This was one session that seems like 2 sessions. When you get a couple of photographers together, we tend to be ambitious. When you’ve shot hundreds of sessions for other families, you have lots of ideas about what might be fun for your own. And this was a fun session. The year before this one, in 2013, my friend Mandy (and fellow photographer of Amanda Kay Photography) came up with an idea that resulted in what is probably my most viewed session of all time, the Holi Powder session. She had an equally exciting plan for me in 2014 when we spent some time under the trees, followed by an adventure in canoes on the middle of a big lake by UW, camera and all, and finishing the evening with some frozen yogurt.

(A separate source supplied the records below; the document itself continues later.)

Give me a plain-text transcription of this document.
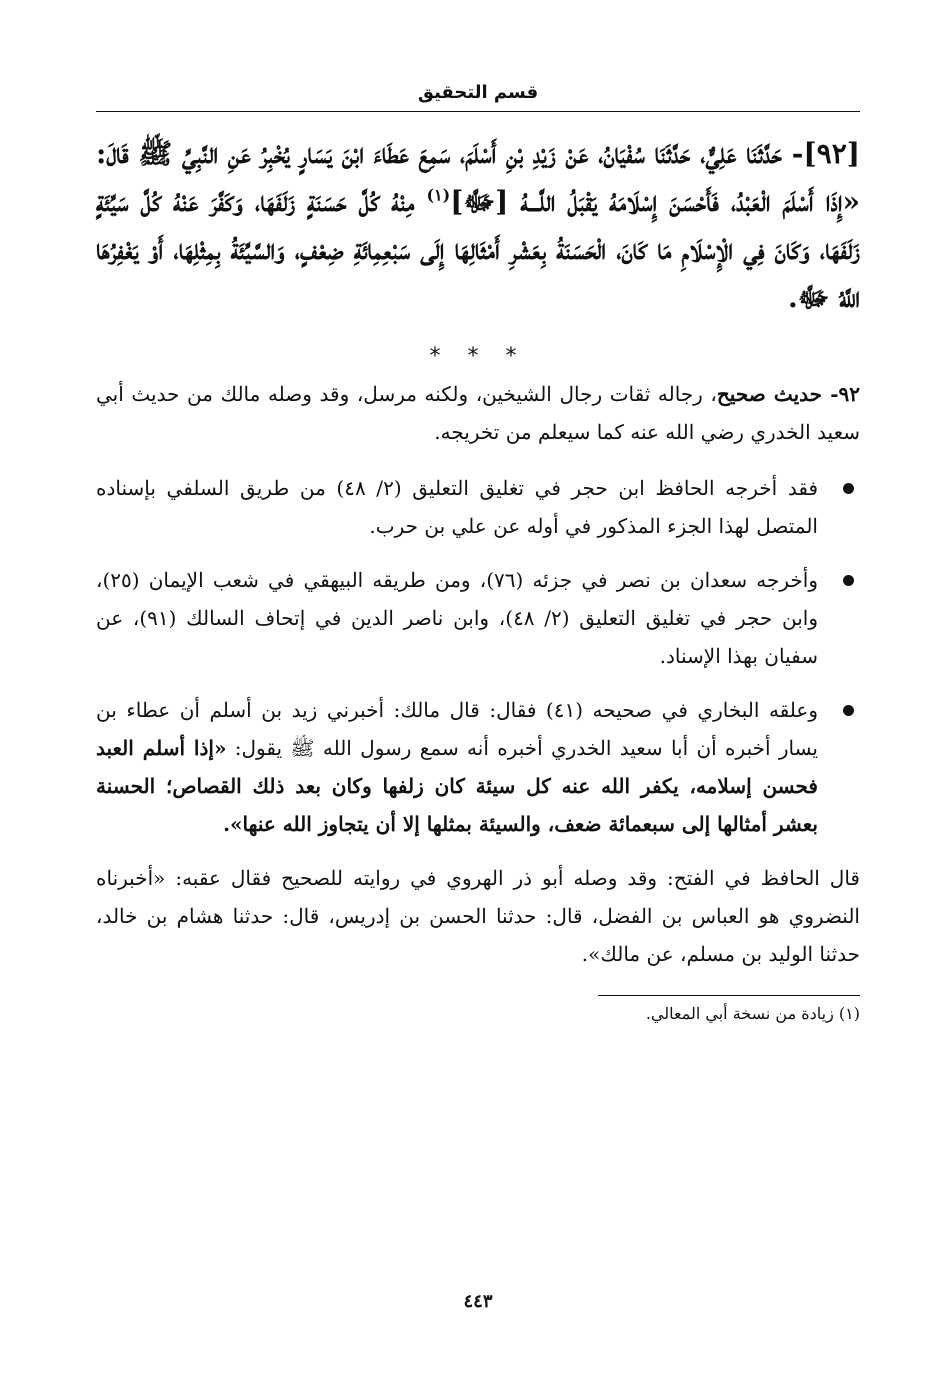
قسم التحقيق

[٩٢]- حَدَّثَنَا عَلِيٌّ، حَدَّثَنَا سُفْيَانُ، عَنْ زَيْدِ بْنِ أَسْلَمَ، سَمِعَ عَطَاءَ ابْنَ يَسَارٍ يُخْبِرُ عَنِ النَّبِيِّ ﷺ قَالَ: «إِذَا أَسْلَمَ الْعَبْدُ، فَأَحْسَنَ إِسْلَامَهُ يَقْبَلُ اللَّـــهُ [ﷻ]$^{(١)}$ مِنْهُ كُلَّ حَسَنَةٍ زَلَفَهَا، وَكَفَّرَ عَنْهُ كُلَّ سَيِّئَةٍ زَلَفَهَا، وَكَانَ فِي الْإِسْلَامِ مَا كَانَ، الْحَسَنَةُ بِعَشْرِ أَمْثَالِهَا إِلَى سَبْعِمِائَةِ ضِعْفٍ، وَالسَّيِّئَةُ بِمِثْلِهَا، أَوْ يَغْفِرُهَا اللَّهُ ﷻ.

* * *

٩٢- حديث صحيح، رجاله ثقات رجال الشيخين، ولكنه مرسل، وقد وصله مالك من حديث أبي سعيد الخدري رضي الله عنه كما سيعلم من تخريجه.

فقد أخرجه الحافظ ابن حجر في تغليق التعليق (٢/ ٤٨) من طريق السلفي بإسناده المتصل لهذا الجزء المذكور في أوله عن علي بن حرب.
وأخرجه سعدان بن نصر في جزئه (٧٦)، ومن طريقه البيهقي في شعب الإيمان (٢٥)، وابن حجر في تغليق التعليق (٢/ ٤٨)، وابن ناصر الدين في إتحاف السالك (٩١)، عن سفيان بهذا الإسناد.
وعلقه البخاري في صحيحه (٤١) فقال: قال مالك: أخبرني زيد بن أسلم أن عطاء بن يسار أخبره أن أبا سعيد الخدري أخبره أنه سمع رسول الله ﷺ يقول: «إذا أسلم العبد فحسن إسلامه، يكفر الله عنه كل سيئة كان زلفها وكان بعد ذلك القصاص؛ الحسنة بعشر أمثالها إلى سبعمائة ضعف، والسيئة بمثلها إلا أن يتجاوز الله عنها».

قال الحافظ في الفتح: وقد وصله أبو ذر الهروي في روايته للصحيح فقال عقبه: «أخبرناه النضروي هو العباس بن الفضل، قال: حدثنا الحسن بن إدريس، قال: حدثنا هشام بن خالد، حدثنا الوليد بن مسلم، عن مالك».

(١) زيادة من نسخة أبي المعالي.

٤٤٣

If you follow my blog, you know that I’ve been trying to limit my blogs to 12 photos a session. I’m teaching myself some decisiveness. After nearly 6 years in business, it is still painful learning to not overshare… too painful for this session, so I doubled up and gave you 24… since it was really 2 sessions on the same day. I’m okay with it. 🙂
Four of the last 6 years, we’ve managed to get together in the summer time and photograph each other. It’s a tradition I’m sure will continue whenever we’re able to get our families together in the same state. I can’t express how grateful I am for all the photos Mandy has taken of my family. Precious memories from the time our now 6-year-old was a 1-year-old. Here are a couple of favorites of my girl and I, from the first session Mandy shot for us in 2011, and one from 2014, the day before I shot this session for them. I should tell you, I just wasted (well, not wasted… enjoyed) a half hour I didn’t intend to spend, looking through all our AKP sessions. There are literally hundreds of images I wanted to post, but for the sake of time I’ll stick with my first instinct and share these two. I love side-by-sides age progressions. That is the value of a family session every year. They preserve the changes, giving a Momma’s heart little bittersweet pangs, for the little ones they used to be, and the bigger ones they’re becoming. It’s a beautiful thing.